Хотелось запрокинуть голову – и завыть, но он лишь поднял взгляд – и его содрогнуло в ознобе: только теперь он понял, где стоит, скрытый ветвями лип. На балконе всего лишь второго этажа, навалившись на перила, стоял Он.

Уличный фонарь, громыхавший на ветру жестяным отражателем, периодически освещал и, видимо, слепил его. В белой футболке с короткими рукавами – он курил. Ветром из сигареты выхватывало летучие искорки… В первый момент звериная ярость охватила Гришу: он склонился и зашарил по земле руками, отыскивая камень, чтобы запустить в него. Но камня под руками не было, да и звериная ярость мгновенно угасла. Беспомощность и незащищенность сдавили горло – и тогда Гриша резко выпрямился и крикнул осипши и надсадно:

– Собака!.. – и побежал между деревьев всё дальше от ненавистного дома, от ненавистной лжи: бухало в груди сердце, бухала под ногами земля, и казалось, десятки голосов вдогонку вопили: «Собака, собака, собака!..»

Звякнуло где-то разбитое стекло.

6

Естественно, началось с магазинов и денег.

– Ты что, Гриша, ни хлеба у тебя, ни масла в холодильнике, а ты пластиночки слушаешь?! – придя со службы, раздраженно сказала мать.

– Мам, а ведь это важно – быть музыкально грамотным… А хлеб, что хлеб? – Он отмахнулся, и вновь загремела музыка.

Анна смутилась.
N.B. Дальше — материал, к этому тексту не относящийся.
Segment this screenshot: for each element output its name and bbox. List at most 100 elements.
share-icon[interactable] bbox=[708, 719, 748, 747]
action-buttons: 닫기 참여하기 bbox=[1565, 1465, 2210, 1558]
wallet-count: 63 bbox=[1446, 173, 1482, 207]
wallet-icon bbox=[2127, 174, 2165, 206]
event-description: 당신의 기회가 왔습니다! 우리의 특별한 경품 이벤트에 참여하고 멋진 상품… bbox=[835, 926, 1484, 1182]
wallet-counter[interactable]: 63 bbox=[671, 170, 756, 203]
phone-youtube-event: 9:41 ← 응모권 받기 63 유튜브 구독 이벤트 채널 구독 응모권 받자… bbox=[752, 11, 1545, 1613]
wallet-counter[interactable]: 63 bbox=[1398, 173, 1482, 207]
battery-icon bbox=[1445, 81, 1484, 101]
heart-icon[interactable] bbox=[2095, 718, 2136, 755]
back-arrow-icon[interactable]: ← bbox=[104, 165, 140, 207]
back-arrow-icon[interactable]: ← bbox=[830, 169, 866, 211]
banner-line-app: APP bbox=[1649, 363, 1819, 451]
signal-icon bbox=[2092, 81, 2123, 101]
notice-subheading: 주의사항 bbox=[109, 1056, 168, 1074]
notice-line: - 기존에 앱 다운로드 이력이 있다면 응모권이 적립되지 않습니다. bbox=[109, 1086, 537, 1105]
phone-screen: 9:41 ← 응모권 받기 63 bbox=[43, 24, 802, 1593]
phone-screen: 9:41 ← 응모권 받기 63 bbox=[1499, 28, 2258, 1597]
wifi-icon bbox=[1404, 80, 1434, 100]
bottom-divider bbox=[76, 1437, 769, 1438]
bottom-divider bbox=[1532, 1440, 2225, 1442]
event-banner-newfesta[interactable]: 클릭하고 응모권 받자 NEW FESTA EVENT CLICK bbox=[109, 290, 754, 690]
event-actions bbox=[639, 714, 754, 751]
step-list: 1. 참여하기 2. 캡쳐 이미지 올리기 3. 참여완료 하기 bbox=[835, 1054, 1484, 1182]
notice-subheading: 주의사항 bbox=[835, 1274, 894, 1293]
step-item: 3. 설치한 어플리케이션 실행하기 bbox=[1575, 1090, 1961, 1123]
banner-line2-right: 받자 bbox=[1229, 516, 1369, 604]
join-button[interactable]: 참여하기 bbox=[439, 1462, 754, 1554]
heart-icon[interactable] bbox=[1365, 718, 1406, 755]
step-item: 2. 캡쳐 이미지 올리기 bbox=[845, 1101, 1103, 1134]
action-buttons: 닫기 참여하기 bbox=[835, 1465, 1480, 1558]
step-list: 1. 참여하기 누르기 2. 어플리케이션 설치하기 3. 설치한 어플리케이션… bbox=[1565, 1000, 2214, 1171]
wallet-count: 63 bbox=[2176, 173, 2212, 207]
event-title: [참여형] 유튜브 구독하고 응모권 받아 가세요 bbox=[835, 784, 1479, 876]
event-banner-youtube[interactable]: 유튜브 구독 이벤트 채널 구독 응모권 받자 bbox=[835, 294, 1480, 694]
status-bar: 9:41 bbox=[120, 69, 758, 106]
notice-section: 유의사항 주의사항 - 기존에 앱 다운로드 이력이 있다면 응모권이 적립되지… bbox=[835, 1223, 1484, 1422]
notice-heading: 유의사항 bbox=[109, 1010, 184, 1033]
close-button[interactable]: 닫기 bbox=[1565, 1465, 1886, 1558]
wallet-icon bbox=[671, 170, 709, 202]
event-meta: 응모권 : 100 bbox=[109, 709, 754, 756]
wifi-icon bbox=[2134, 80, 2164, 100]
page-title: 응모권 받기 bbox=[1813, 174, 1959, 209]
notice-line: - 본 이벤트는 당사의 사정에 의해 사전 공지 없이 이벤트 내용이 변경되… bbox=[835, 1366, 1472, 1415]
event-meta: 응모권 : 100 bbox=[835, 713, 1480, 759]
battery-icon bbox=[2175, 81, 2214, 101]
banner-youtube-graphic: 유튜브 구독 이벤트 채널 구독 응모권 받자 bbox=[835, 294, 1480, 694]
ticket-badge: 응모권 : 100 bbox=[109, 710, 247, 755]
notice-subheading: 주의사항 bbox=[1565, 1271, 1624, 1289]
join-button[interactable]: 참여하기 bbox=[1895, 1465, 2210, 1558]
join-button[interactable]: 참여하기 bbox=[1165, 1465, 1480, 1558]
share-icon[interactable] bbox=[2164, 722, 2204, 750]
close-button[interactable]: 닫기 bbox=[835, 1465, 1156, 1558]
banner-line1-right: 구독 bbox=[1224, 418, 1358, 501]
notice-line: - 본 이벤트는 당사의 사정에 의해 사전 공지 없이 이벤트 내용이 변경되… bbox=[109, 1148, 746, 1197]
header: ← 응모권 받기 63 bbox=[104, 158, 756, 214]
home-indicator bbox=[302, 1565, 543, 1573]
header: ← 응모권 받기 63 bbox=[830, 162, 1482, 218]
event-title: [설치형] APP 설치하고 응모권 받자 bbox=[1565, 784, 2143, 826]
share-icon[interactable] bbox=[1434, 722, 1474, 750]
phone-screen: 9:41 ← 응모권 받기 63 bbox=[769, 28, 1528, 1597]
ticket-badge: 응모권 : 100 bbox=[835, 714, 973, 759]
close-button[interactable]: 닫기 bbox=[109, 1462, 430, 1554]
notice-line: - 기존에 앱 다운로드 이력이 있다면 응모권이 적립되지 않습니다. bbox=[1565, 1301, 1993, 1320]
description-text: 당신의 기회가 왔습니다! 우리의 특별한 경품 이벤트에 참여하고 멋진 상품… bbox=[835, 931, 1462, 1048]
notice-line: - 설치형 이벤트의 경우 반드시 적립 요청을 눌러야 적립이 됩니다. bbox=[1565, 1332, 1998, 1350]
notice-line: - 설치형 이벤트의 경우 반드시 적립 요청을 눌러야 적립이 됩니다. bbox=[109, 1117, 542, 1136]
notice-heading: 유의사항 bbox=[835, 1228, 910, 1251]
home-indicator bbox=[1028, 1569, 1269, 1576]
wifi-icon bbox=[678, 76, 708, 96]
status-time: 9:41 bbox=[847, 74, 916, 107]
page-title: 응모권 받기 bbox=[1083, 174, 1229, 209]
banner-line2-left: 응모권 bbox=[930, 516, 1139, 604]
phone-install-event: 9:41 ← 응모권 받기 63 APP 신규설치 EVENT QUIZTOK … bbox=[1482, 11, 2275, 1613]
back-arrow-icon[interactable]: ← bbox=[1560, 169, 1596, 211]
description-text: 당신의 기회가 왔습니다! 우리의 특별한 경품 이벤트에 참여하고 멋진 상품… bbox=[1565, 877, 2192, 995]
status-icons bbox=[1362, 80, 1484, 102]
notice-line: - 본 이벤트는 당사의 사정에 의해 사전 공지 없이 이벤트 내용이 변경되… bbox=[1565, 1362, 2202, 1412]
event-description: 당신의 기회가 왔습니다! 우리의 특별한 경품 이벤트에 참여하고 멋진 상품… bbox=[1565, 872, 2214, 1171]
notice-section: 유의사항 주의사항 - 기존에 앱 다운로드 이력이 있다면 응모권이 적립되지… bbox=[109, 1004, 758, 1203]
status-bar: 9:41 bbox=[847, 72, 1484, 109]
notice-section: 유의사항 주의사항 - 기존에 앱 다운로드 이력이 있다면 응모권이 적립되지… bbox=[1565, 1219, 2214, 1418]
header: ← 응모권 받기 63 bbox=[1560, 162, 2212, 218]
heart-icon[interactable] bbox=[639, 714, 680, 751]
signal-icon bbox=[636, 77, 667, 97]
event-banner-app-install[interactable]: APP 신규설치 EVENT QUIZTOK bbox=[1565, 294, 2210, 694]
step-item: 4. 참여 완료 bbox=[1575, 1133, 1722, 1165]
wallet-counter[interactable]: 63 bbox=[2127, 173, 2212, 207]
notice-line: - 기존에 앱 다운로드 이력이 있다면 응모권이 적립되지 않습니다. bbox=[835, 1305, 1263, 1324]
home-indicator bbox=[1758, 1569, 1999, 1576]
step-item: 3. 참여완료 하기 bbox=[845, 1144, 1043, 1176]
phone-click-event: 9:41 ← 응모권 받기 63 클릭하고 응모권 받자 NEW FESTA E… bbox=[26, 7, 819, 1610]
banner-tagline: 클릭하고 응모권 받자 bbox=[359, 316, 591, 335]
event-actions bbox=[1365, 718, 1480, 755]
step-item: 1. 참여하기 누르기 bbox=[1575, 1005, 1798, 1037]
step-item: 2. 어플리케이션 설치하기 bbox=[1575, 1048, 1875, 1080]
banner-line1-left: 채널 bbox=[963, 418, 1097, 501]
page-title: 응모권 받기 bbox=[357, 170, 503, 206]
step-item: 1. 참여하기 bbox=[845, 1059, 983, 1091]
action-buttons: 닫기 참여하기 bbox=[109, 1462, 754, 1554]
Молча взяла сумку и пошла в магазин.

Через час она пришла с продуктами, надеясь, что теперь-то, после её личного примера, сын обрушит на неё поток извинений. Наверно, мол, и чай уже заварил, и ужин разогрел. Однако тщетными оказались ожидания – гремела музыка…

Вскоре деньги из кошелька потекли так быстро, что Анна вынуждена была спрятать кошелек. И тогда сын, язвительно усмехаясь, сказал:

– Мам, а ведь неприлично – прятать деньги.

– Неприлично на всякую ерунду тратить незаработанные деньги! – возмутилась мать.

Ни тени смущения – все та же усмешка:

– Так ведь я твой родной сын. Или мне идти воровать, чтобы купить какую-нибудь мелочь?.. Если человека родили, он вынужден жить.

– Он обязан хотя бы спрашивать разрешения.

– А зачем? – прозвучало, как выстрел.

К тому времени уже произошел и более серьезный конфликт – в школе. Когда староста класса обратилась:

– Струнин, Гришка! Ты где будешь отрабатывать практику?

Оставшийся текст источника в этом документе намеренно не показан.